Happy to find some original paint under the red.




Got it together as a rider for now.


----------



## rollfaster (May 11, 2015)

Patience young man, progress is being made. Killer bike frank. Rob.


----------



## RJWess (May 11, 2015)

You really get a different perspective on the bike without the tank. Very cool frame!!!


----------



## mike j (May 11, 2015)

...and those tires too!!!


----------



## carlitos60 (Jun 5, 2015)

Can't Wait for Updates!!!!
Love Those Elgins!!!!


----------



## pedal_junky (Jun 5, 2015)

Thanks guys.


----------



## pedal_junky (Jun 8, 2015)

The red came off really easy only to reveal about 50% of the cream color underneath. Looks like it had been sanded pretty good before the red went on. Do you guys think whats left is original paint?


----------



## carlitos60 (Jun 8, 2015)

pedal_junky said:


> Do you guys think whats left is original paint?
> 
> Could be the Base Coat for the Stripping???
> I Like it Better than the Red!!!


----------



## sfhschwinn (Jun 8, 2015)

I looks original to me. Cant wait to see it finished

A quick side note, I see that on your park tool stand you have the side with the crank that closes the clamp on the left side. I always keep mine on the right as you have more space to turn it because it clears the frame and I find it easier to hold the bike with my left hand and turn the crank with my right. I guarantee having the clamp crank on the right is way easier.


----------



## pedal_junky (Jun 8, 2015)

sfhschwinn said:


> I looks original to me. Cant wait to see it finished
> 
> A quick side note, I see that on your park tool stand you have the side with the crank that closes the clamp on the left side. I always keep mine on the right as you have more space to turn it because it clears the frame and I find it easier to hold the bike with my left hand and turn the crank with my right. I guarantee having the clamp crank on the right is way easier.
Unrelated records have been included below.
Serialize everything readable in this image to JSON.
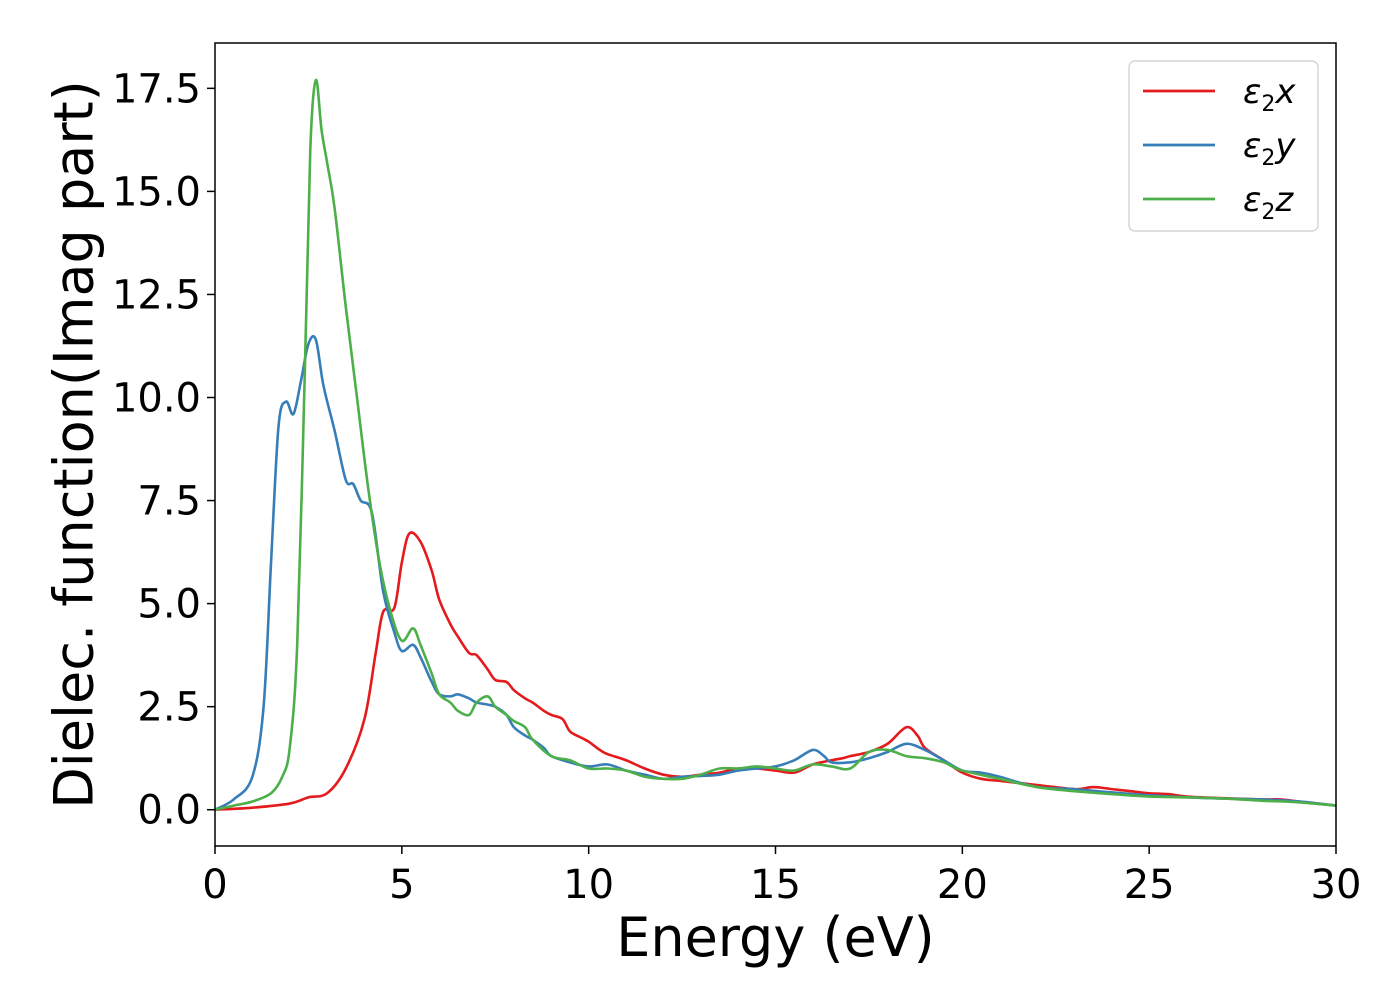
{
  "chart_data": {
    "type": "line",
    "xlabel": "Energy (eV)",
    "ylabel": "Dielec. function(Imag part)",
    "xlim": [
      0,
      30
    ],
    "ylim": [
      -0.88,
      18.6
    ],
    "xticks": [
      0,
      5,
      10,
      15,
      20,
      25,
      30
    ],
    "xtick_labels": [
      "0",
      "5",
      "10",
      "15",
      "20",
      "25",
      "30"
    ],
    "yticks": [
      0.0,
      2.5,
      5.0,
      7.5,
      10.0,
      12.5,
      15.0,
      17.5
    ],
    "ytick_labels": [
      "0.0",
      "2.5",
      "5.0",
      "7.5",
      "10.0",
      "12.5",
      "15.0",
      "17.5"
    ],
    "grid": false,
    "legend_position": "top-right",
    "series": [
      {
        "name": "ε2x",
        "symbol": "ε",
        "sub": "2",
        "suffix": "x",
        "color": "#e41a1c",
        "x": [
          0,
          1.0,
          2.0,
          2.5,
          3.0,
          3.5,
          4.0,
          4.3,
          4.5,
          4.8,
          5.0,
          5.2,
          5.5,
          5.8,
          6.0,
          6.3,
          6.5,
          6.8,
          7.0,
          7.3,
          7.5,
          7.8,
          8.0,
          8.3,
          8.5,
          8.8,
          9.0,
          9.3,
          9.5,
          9.8,
          10.0,
          10.3,
          10.5,
          11.0,
          11.5,
          12.0,
          12.5,
          13.0,
          13.5,
          14.0,
          14.5,
          15.0,
          15.5,
          16.0,
          16.5,
          16.8,
          17.0,
          17.5,
          18.0,
          18.5,
          18.8,
          19.0,
          19.5,
          20.0,
          20.5,
          21.0,
          22.0,
          23.0,
          23.5,
          24.0,
          24.5,
          25.0,
          25.5,
          26.0,
          27.0,
          28.0,
          28.5,
          29.0,
          30.0
        ],
        "y": [
          0.0,
          0.05,
          0.15,
          0.3,
          0.4,
          1.0,
          2.2,
          3.8,
          4.8,
          4.9,
          6.0,
          6.7,
          6.5,
          5.8,
          5.1,
          4.5,
          4.2,
          3.8,
          3.75,
          3.4,
          3.15,
          3.1,
          2.9,
          2.7,
          2.6,
          2.4,
          2.3,
          2.2,
          1.9,
          1.75,
          1.65,
          1.45,
          1.35,
          1.2,
          1.0,
          0.85,
          0.8,
          0.85,
          0.9,
          1.0,
          1.0,
          0.95,
          0.9,
          1.1,
          1.2,
          1.25,
          1.3,
          1.4,
          1.6,
          2.0,
          1.8,
          1.5,
          1.2,
          0.9,
          0.75,
          0.7,
          0.6,
          0.5,
          0.55,
          0.5,
          0.45,
          0.4,
          0.38,
          0.32,
          0.28,
          0.25,
          0.25,
          0.2,
          0.1
        ]
      },
      {
        "name": "ε2y",
        "symbol": "ε",
        "sub": "2",
        "suffix": "y",
        "color": "#377eb8",
        "x": [
          0,
          0.5,
          1.0,
          1.3,
          1.5,
          1.7,
          1.9,
          2.1,
          2.3,
          2.5,
          2.7,
          2.9,
          3.2,
          3.5,
          3.7,
          3.9,
          4.2,
          4.5,
          4.8,
          5.0,
          5.3,
          5.5,
          5.8,
          6.0,
          6.3,
          6.5,
          6.8,
          7.0,
          7.3,
          7.5,
          7.8,
          8.0,
          8.3,
          8.5,
          8.8,
          9.0,
          9.5,
          10.0,
          10.5,
          11.0,
          11.5,
          12.0,
          12.5,
          13.0,
          13.5,
          14.0,
          14.5,
          15.0,
          15.5,
          16.0,
          16.3,
          16.5,
          17.0,
          17.5,
          18.0,
          18.5,
          19.0,
          19.5,
          20.0,
          20.5,
          21.0,
          22.0,
          23.0,
          24.0,
          25.0,
          26.0,
          27.0,
          28.0,
          29.0,
          30.0
        ],
        "y": [
          0.0,
          0.25,
          0.8,
          2.5,
          6.0,
          9.3,
          9.9,
          9.6,
          10.4,
          11.3,
          11.4,
          10.3,
          9.2,
          8.0,
          7.9,
          7.5,
          7.2,
          5.3,
          4.3,
          3.85,
          4.0,
          3.7,
          3.1,
          2.8,
          2.75,
          2.8,
          2.7,
          2.6,
          2.55,
          2.5,
          2.3,
          2.0,
          1.8,
          1.7,
          1.5,
          1.3,
          1.15,
          1.05,
          1.1,
          0.95,
          0.85,
          0.75,
          0.8,
          0.82,
          0.85,
          0.95,
          1.0,
          1.05,
          1.2,
          1.45,
          1.3,
          1.15,
          1.15,
          1.25,
          1.4,
          1.6,
          1.45,
          1.2,
          0.95,
          0.9,
          0.8,
          0.55,
          0.5,
          0.42,
          0.35,
          0.3,
          0.27,
          0.25,
          0.2,
          0.1
        ]
      },
      {
        "name": "ε2z",
        "symbol": "ε",
        "sub": "2",
        "suffix": "z",
        "color": "#4daf4a",
        "x": [
          0,
          0.5,
          1.0,
          1.5,
          1.8,
          2.0,
          2.2,
          2.4,
          2.55,
          2.7,
          2.85,
          3.0,
          3.2,
          3.5,
          3.8,
          4.1,
          4.4,
          4.7,
          5.0,
          5.3,
          5.5,
          5.8,
          6.0,
          6.3,
          6.5,
          6.8,
          7.0,
          7.3,
          7.5,
          7.8,
          8.0,
          8.3,
          8.5,
          9.0,
          9.5,
          10.0,
          10.5,
          11.0,
          11.5,
          12.0,
          12.5,
          13.0,
          13.5,
          14.0,
          14.5,
          15.0,
          15.5,
          16.0,
          16.5,
          17.0,
          17.5,
          18.0,
          18.5,
          19.0,
          19.5,
          20.0,
          21.0,
          22.0,
          23.0,
          24.0,
          25.0,
          26.0,
          27.0,
          28.0,
          29.0,
          30.0
        ],
        "y": [
          0.0,
          0.1,
          0.2,
          0.4,
          0.8,
          1.5,
          4.0,
          10.5,
          16.0,
          17.7,
          16.5,
          15.7,
          14.6,
          12.2,
          10.0,
          7.8,
          6.0,
          4.8,
          4.1,
          4.4,
          4.0,
          3.3,
          2.8,
          2.6,
          2.4,
          2.3,
          2.6,
          2.75,
          2.5,
          2.3,
          2.15,
          2.0,
          1.7,
          1.3,
          1.2,
          1.0,
          1.0,
          0.95,
          0.8,
          0.75,
          0.75,
          0.85,
          1.0,
          1.0,
          1.05,
          1.0,
          0.95,
          1.1,
          1.05,
          1.0,
          1.4,
          1.45,
          1.3,
          1.25,
          1.15,
          0.95,
          0.75,
          0.55,
          0.45,
          0.38,
          0.32,
          0.3,
          0.27,
          0.22,
          0.18,
          0.1
        ]
      }
    ]
  }
}
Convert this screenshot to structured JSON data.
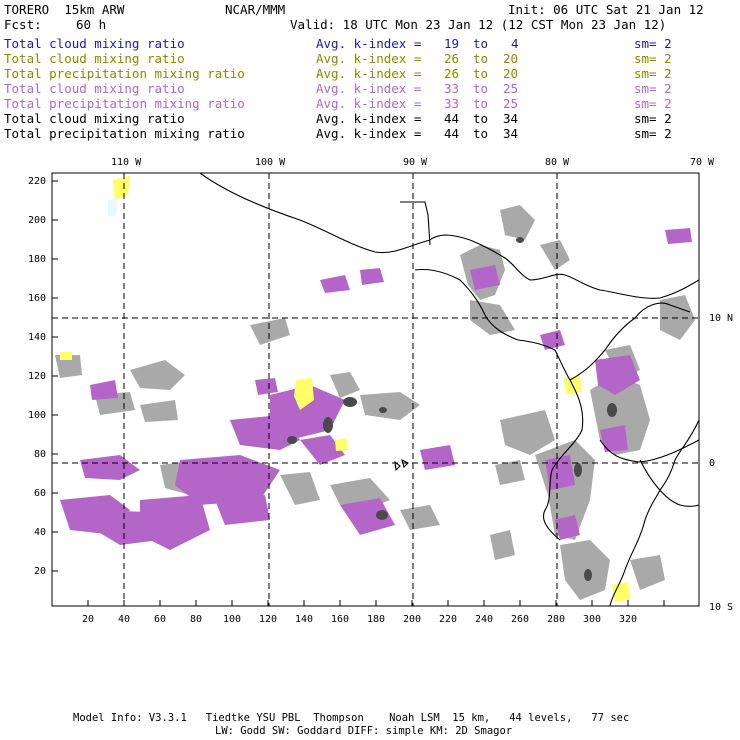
{
  "header": {
    "model": "TORERO  15km ARW",
    "org": "NCAR/MMM",
    "init": "Init: 06 UTC Sat 21 Jan 12",
    "fcst_label": "Fcst:",
    "fcst_value": "60 h",
    "valid": "Valid: 18 UTC Mon 23 Jan 12 (12 CST Mon 23 Jan 12)"
  },
  "legend": [
    {
      "field": "Total cloud mixing ratio",
      "kindex": "Avg. k-index =",
      "from": "19",
      "to": "to",
      "end": "4",
      "sm": "sm= 2",
      "color": "#1a1ab0"
    },
    {
      "field": "Total cloud mixing ratio",
      "kindex": "Avg. k-index =",
      "from": "26",
      "to": "to",
      "end": "20",
      "sm": "sm= 2",
      "color": "#8a8a00"
    },
    {
      "field": "Total precipitation mixing ratio",
      "kindex": "Avg. k-index =",
      "from": "26",
      "to": "to",
      "end": "20",
      "sm": "sm= 2",
      "color": "#8a8a00"
    },
    {
      "field": "Total cloud mixing ratio",
      "kindex": "Avg. k-index =",
      "from": "33",
      "to": "to",
      "end": "25",
      "sm": "sm= 2",
      "color": "#b266c8"
    },
    {
      "field": "Total precipitation mixing ratio",
      "kindex": "Avg. k-index =",
      "from": "33",
      "to": "to",
      "end": "25",
      "sm": "sm= 2",
      "color": "#b266c8"
    },
    {
      "field": "Total cloud mixing ratio",
      "kindex": "Avg. k-index =",
      "from": "44",
      "to": "to",
      "end": "34",
      "sm": "sm= 2",
      "color": "#000000"
    },
    {
      "field": "Total precipitation mixing ratio",
      "kindex": "Avg. k-index =",
      "from": "44",
      "to": "to",
      "end": "34",
      "sm": "sm= 2",
      "color": "#000000"
    }
  ],
  "map": {
    "top_lon_labels": [
      "110 W",
      "100 W",
      "90 W",
      "80 W",
      "70 W"
    ],
    "right_lat_labels": [
      "10 N",
      "0",
      "10 S"
    ],
    "left_y_ticks": [
      "220",
      "200",
      "180",
      "160",
      "140",
      "120",
      "100",
      "80",
      "60",
      "40",
      "20"
    ],
    "bottom_x_ticks": [
      "20",
      "40",
      "60",
      "80",
      "100",
      "120",
      "140",
      "160",
      "180",
      "200",
      "220",
      "240",
      "260",
      "280",
      "300",
      "320"
    ]
  },
  "footer": {
    "line1": "Model Info: V3.3.1   Tiedtke YSU PBL  Thompson    Noah LSM  15 km,   44 levels,   77 sec",
    "line2": "LW: Godd SW: Goddard DIFF: simple KM: 2D Smagor"
  }
}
Yeah, I flip it depending on what I'm doing or what's going into the stand.


----------



## stezell (Jun 16, 2015)

Sharp looking project bike PJ! Don't really see you post anything on RRB anymore, I know you really don't know me but I use to like your bikes you had on their website. I actually got a prewar Elgin motobike project recently from CeeBee. Take care of yourself.
Sean


----------



## pedal_junky (Jun 17, 2015)

Thanks Sean, I'll look for your build over there.


----------